# shells for Compressiceps



## cabinetmkr39 (Dec 11, 2006)

I have a pair of Red Fin Comps , Whats a good shell for them? and were is a good place to buy?
what size shell? fish are 2 1/2 inches


----------



## cpaulus (Apr 30, 2005)

I have never used shells for comps or calvus but have had good luck with these bells.

Click on the breeding bells. This couple is based out of Chicago.

http://www.boesterscichlids.com/priceli ... pplies.htm


----------



## Razzo (Oct 17, 2007)

A friend of mine uses these breeding caves and recommended them to me (first one on the page "Breeding Cave Classic Design").

http://cichlidbreeding.com/products.php?cat=8

I've got five of them scattered throughout my 125 (some burreid some not).
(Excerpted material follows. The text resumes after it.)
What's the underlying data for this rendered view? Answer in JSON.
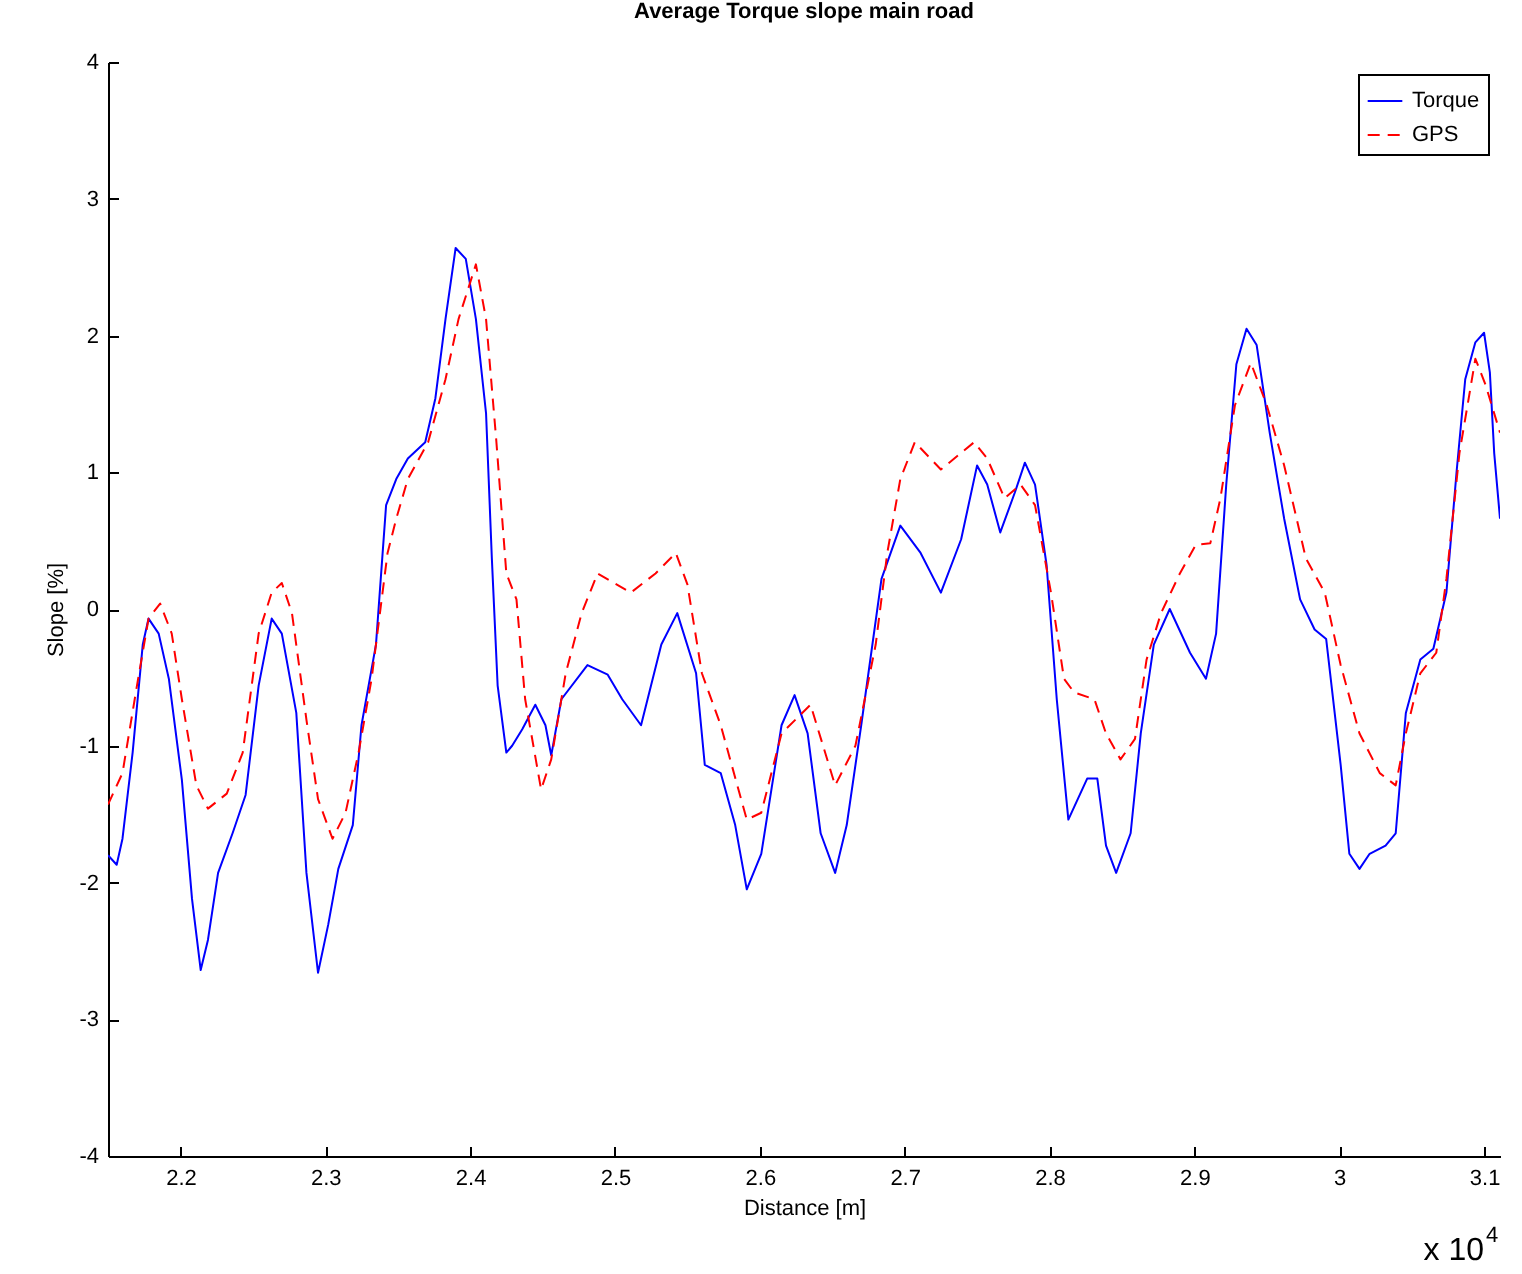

Hope this helps


----------



## alicem (Jul 26, 2007)

Nice rock Razzo! 
Those are some hearty looking chunks.


----------



## cabinetmkr39 (Dec 11, 2006)

*Razzo*
Hello ,thanks for answering my thread, I have another question. Can you house comps and clavus in the same tank 150 gal tang tank?. I have a pair of pearl dot calvus in the tank and want to add a pair of Red fin Comps. What do you keep?


----------



## Charlutz (Mar 13, 2006)

Hey David -

Nice score on those comps. If I had any space, I would have bid you up. I got a $10 bag of shells at Michael's Crafts. It had three or four of the pink mouthed shells you can see in the picture below. My comps have bred repeatedly in them. I have three in the 40g and each of the females took one. Tank is in my storage room so it's not the prettiest, but I included a full tank shot so you could get a better idea of size. The females are maybe 2.5-3" and the male is 5". As for keeping them with the calvus, put them in but keep an eye on them. The males can get territorial. I had mine in with a calvus in my big tank and there was some bullying. TYou'll be hard pressed to salvage any fry out of a community tank. I got none til I put them in the 40 by themselves.


----------



## cabinetmkr39 (Dec 11, 2006)

*Charlutz*
Hey Charlie, Do you know who auctioned these? The Red Fins.


----------



## Charlutz (Mar 13, 2006)

Sorry, I don't. I thought it might have been Pat, but he didn't respond to your other post.


----------



## Longstocking (Aug 26, 2003)

This is what I use :










Whelk shells...

I also use conch shells.










But the females tend to prefer the whelk shells.

Many places to buy them... but you can also look for them on the beach.


----------



## cabinetmkr39 (Dec 11, 2006)

THANK YOU SARAH, JUST ORDER SOME 4 IN WHELK FROM FLA.


----------